Between You, The Doctor, And The PC

More physicians and hospitals are putting their medical records online

Dr. David Bower, chief of staff at the Atlanta Veterans Administration Medical Center, got a call at home one night about an elderly man in intensive care. The patient had shortness of breath, and the medical resident on site wanted help with a diagnosis. Without returning to the hospital, as might once have been required, Bower went to his home computer, logged on to the hospital's intranet, and looked at the man's chest X-ray. His verdict: pulmonary edema, a potentially fatal buildup of fluid in the lungs. The patient was given a diuretic, and his condition improved.

Such stories are becoming more frequent as hospitals and physicians shift from paper to computerized health records. Right now, no more than 15% of U.S. hospitals and doctors use such systems, according to Dr. David Bates, chief of internal medicine at Brigham & Women's Hospital in Boston and an expert on electronic records in patient care. But with the government and health-care leaders pushing for expansion, Bates predicts 70% to 80% of all hospitals and 50% to 60% of physicians will be onboard in five years.

More than 500 groups answered a call from the government for suggestions on how to create a national health information network by 2014, a goal of President Bush.

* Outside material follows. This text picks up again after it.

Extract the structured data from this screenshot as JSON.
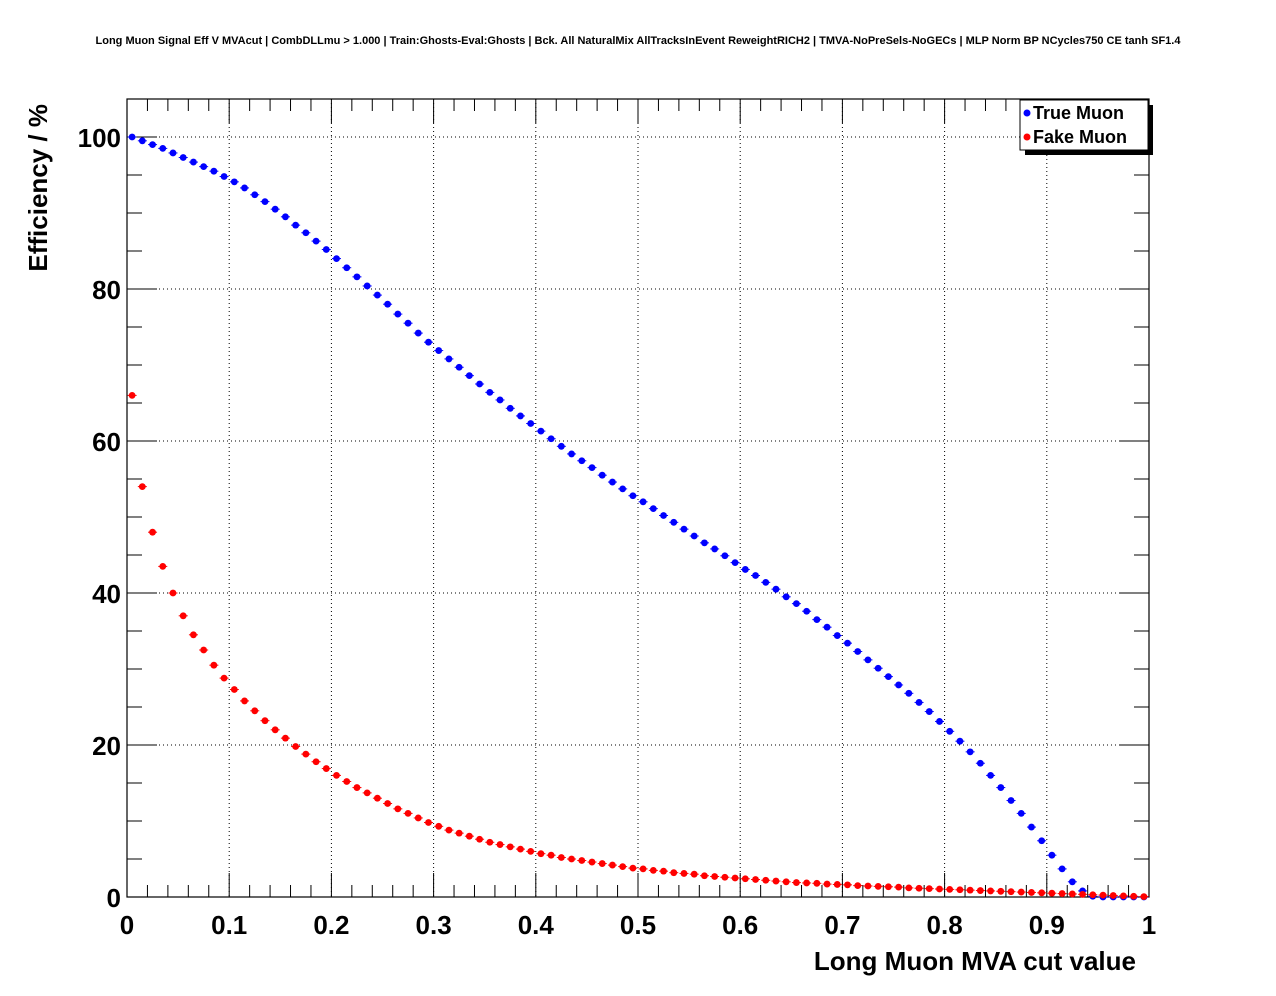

One of those responding by the Jan. 18 deadline was a consortium of 13 prominent health and information technology groups organized by the Markle Foundation in New York. It suggested linking medical networks via the Internet and called for the creation of an entity to devise standards and policies for this new medical Net.


A move to electronic records could make a patient's medical files accessible anywhere in the world. Proponents point to reduced costs and increased patient safety. Meanwhile, privacy advocates raise questions about security. Of major concern is that there not be a central, national repository of patient information, but rather a network of records maintained by individual providers and health systems. "I don't think a national database would fly in this country," says Beth Givens, director of the Privacy Rights Clearinghouse, a nonprofit that focuses on such issues. She says such a system would be vulnerable to insider abuse and could become a target for hackers.

The VA system for which Bower works is a leader in information technology, with its doctors ordering drugs, laboratory tests, and X-rays by computer and typing their notes into terminals at nurses' stations and in physician offices. VA facilities have access to each other's information, but their system does not provide access to records in private hospitals.

Meanwhile, at Brigham & Women's, nurses carry mini laptops as they visit patients to dispense pills. They take along handheld bar-code scanners, similar to the devices used at department stores. With the laptop, they can look up what drugs the patient is to receive, then run the scanner over bar codes printed on the medication packages and the patient's wristband to make sure they match up.

For patients, the new technology means their medical information can move almost instantly over an Internet or intranet system to doctors, nurses, or other health-care workers. No more lugging X-rays or charts from one office to the next as you visit a specialist or switch physicians. It could also spell an end to some of the endless questionnaires filled out before initial doctor visits. Doctors will no longer have to go to the hospital or their office to examine latest lab results or X-rays while the patient waits for treatment. And there are no paper files to get lost under a stack of other records.


The arguments in favor of electronic records are persuasive. Serious medication errors fell 55% when orders were typed into a computer rather than handwritten by doctors, Bates reported in a 1998 issue of the Journal of the American Medical Assn., as problems reading the handwriting and confusion over available dosages were eliminated.

Computers can also cut costs by alerting a physician ordering a test that it has already been done. Software can suggest less expensive drug options and flag interactions and allergies. By preventing errors, it can eliminate costs related to remedial treatment or even death. Dr. David Brailer, who worked at a medical technology think-tank before being named the government's new health information technology coordinator in May, estimates potential savings at $140 billion a year.

Patients concerned about privacy will need to ask their doctor if sensitive material such as psychiatric records is available in their electronic record and what safeguards exist to limit access. Also, what access do insurers and other nonmedical entities have? Be aware that patients have a right under federal law to know who has read their file. If you're worried, ask if you can opt out of the system or have some information excluded. Also, ask if your information will be shared with other medical entities without your authorization.

Supporters of electronic records argue there is actually more security -- given the passwords and audit trails -- with electronic records than with paper charts. But they admit the potential to invade a large number of files is greater.

Privacy advocates will be watching as the industry grapples with such issues. And it remains to be seen how fast small doctors' offices will spend the $10,000 to $30,000 to shift to electronic records. But sooner or later, expect to see a bar-code scanner at your wrist or a computer coughing up your medical files.